Few London-based figures have stimulated as much morbid fascination as Jack the Ripper. Media events surrounding the Whitechapel murders from 1888 to 1891, and the profusion of sensational literature that grew out of these events, point to the potency of the notion of an unknown fiend lurking the streets among immigrants, misfits, and the dispossessed.
In this lecture, Mia Spiro looks at popular suspicions that Jack the Ripper was a Jewish migrant and the reactions to these accusations among Jews. By looking at contemporary reportage in newspapers such as The Star, as well as the Jewish press, we will see how readers and writers used print media to draw attention to the boundaries between ‘Englishman’ and foreigner, fact and fiction, and the limits of religious certitude in the face of inexplicable evil.

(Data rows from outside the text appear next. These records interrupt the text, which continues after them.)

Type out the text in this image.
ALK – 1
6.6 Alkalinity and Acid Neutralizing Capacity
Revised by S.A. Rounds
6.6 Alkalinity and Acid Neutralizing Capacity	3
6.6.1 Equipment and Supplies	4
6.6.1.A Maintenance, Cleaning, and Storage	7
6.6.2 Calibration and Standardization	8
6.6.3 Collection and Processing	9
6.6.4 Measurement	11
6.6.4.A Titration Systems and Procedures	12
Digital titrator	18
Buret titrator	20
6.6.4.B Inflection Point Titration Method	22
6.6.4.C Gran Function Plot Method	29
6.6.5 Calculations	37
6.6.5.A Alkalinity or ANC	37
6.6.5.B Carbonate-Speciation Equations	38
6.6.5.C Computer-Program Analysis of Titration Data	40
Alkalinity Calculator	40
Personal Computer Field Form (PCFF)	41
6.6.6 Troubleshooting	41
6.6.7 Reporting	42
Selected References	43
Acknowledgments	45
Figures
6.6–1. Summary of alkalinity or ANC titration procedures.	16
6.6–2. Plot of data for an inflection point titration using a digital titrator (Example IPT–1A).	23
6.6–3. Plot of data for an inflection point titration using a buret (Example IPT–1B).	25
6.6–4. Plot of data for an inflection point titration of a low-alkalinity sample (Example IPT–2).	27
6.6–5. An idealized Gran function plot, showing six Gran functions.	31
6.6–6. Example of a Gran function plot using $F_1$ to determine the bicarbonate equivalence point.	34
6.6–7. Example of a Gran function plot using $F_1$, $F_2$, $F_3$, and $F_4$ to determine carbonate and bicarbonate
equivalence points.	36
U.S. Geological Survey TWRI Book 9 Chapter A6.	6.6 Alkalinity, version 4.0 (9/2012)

Mia Spiro is Senior Lecturer in Modern Jewish Culture and Holocaust Studies and Head of Theology and Religious Studies at the University of Glasgow. She is the author of Anti-Nazi Modernism: The Challenges of Resistance in 1930s Fiction (Northwestern UP, 2013) and has published on Jewish representation in literature and film and the impact of the Holocaust on post-WWII Jewish culture. She is currently writing a book entitled: ‘Monsters and Jewish Migration: Golems, Dybbuks, and the Ghosts of War’ (to be published in 2024).